Puotinen Weavers

Pictured above: A Rag Cutting Bee at the Puotinen farmhouse.

A Finnish American Tradition

Like many Finnish-American families living in the U.P., the Puotinen women wove rag rugs on the family loom. According to Yvonne R. Lockwood, Finnish American weavers were prevalent in the U.P., especially the western U.P. where the Puotinen Farm was located. For her ethnographic study in Finnish American Rag Rugs: Art, Tradition and Ethnic Continuity, she met with and interviewed over 100 weavers who were first, second and third generation Finns living in the U.P.. She explored how these weavers used rag rug weaving to maintain and pass on their Finnish heritage.

In reading this book, I was pleased to find the following description of the therapeutic qualities of weaving:

Weaving restores a sense of order and control in times of despair. There is nothing quite as satisfying as pounding a rug to relieve frustration and anger (Lockwood, 171).

Yes! Just like Grandma Ines, banging on her loom.

Judy and Art provide background on the family loom as they prepare to bring it inside the farmhouse.

The first weaver at the Puotinen Farm was Johanna. When Ines married into the family in 1940, she helped Johanna by setting up the warp and by gathering with other family members and friends to pull apart old clothes and cut up strips of cloth for the weft at rag cutting bees. Later, when Johanna got sick, Ines began weaving and banging on the loom, with the help of Kully. She wove rugs for many Amasa community members. She stopped weaving in the 1960s when she got a job working for a gas company in Crystal Falls.
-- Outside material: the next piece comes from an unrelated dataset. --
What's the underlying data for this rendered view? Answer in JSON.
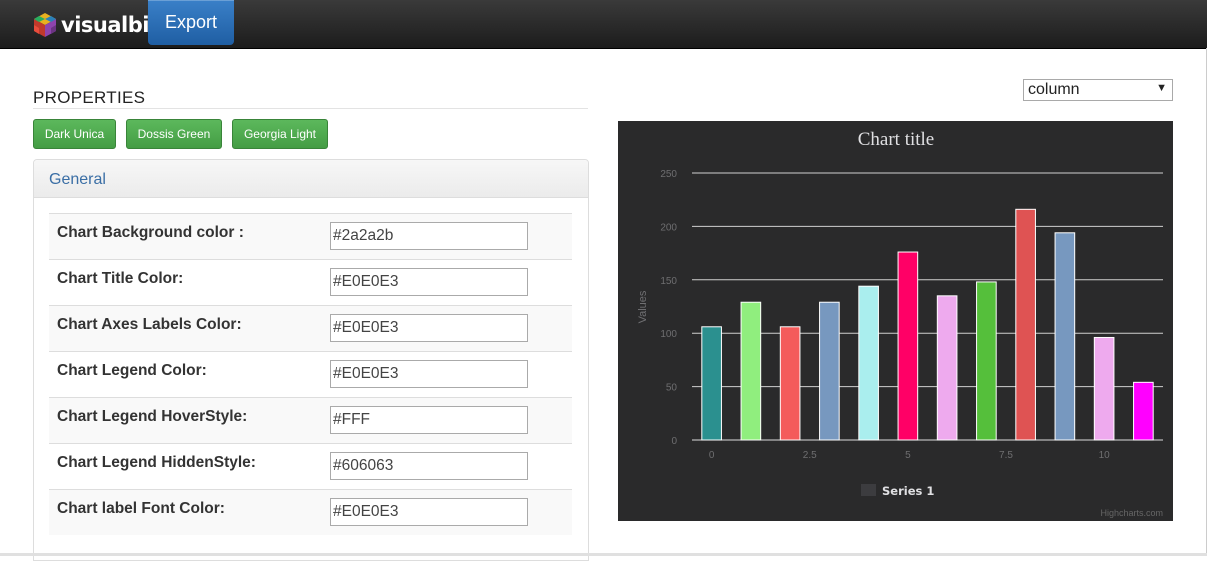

I do remember the rag rugs at the Farm. They covered the steep creaky stairs and were held down with thin metal bars where each step met the next. There is no way you could’ve safely navigated those stairs without them as they would have been way too slippery. I don’t think there were any in the kitchen but all the main rooms had them on the floors too. They were made up of many colors, ranging from cream to blue to orange to tan. Mainly primary colors, never pastels but not jewel tones either.

Marji Puotinen

Although Judy had been “actively interested” in weaving for over twenty-five years, she never witnessed Johanna, Ines, or any family or community member weaving on the family loom. Unlike many weavers who learned through watching and helping older family members, Judy became a weaver by returning to school in the late 1990s. She earned a BFA in fiber arts, with an emphasis in weaving. She did not weave rag rugs or use the family loom, a four harness Union loom from the 1920s. Instead she wove cloth on a new, eight-harness Schacht floor loom.

In the years just before the Farm was sold (2004) and Judy was diagnosed with pancreatic cancer (2005), she became an accomplished fiber artist. She hoped to have an art studio at the Farm, where she could get the family loom working again and do other fiber/surface design work. It never happened. She died in 2009. Her loom was donated to Finlandia University (formerly Suomi College), where she had earned her BFA in 2000.

Judy, Fiber Artist
Thinking back on my mom’s talent as an artist, I am angry. She died too soon. She was just starting a new life as a fiber artist. I am also sad for myself, my sisters and our kids. We lost such an amazing source of wisdom.  My daughter Rosemary Judith, would have loved to learn how to weave from her Nana. 

Continuing the Tradition?

I am not a weaver of cloth or of rugs. But I do weave words, memories and story fragments. In this way, I am imagining myself as honoring the tradition of Puotinen women weavers. Am I continuing the weaving tradition? I am not sure. My hope is that by remembering it through storytelling I can inspire others, like my daughter Rosie, or nieces Isabel, Sylvia or April, to explore weaving.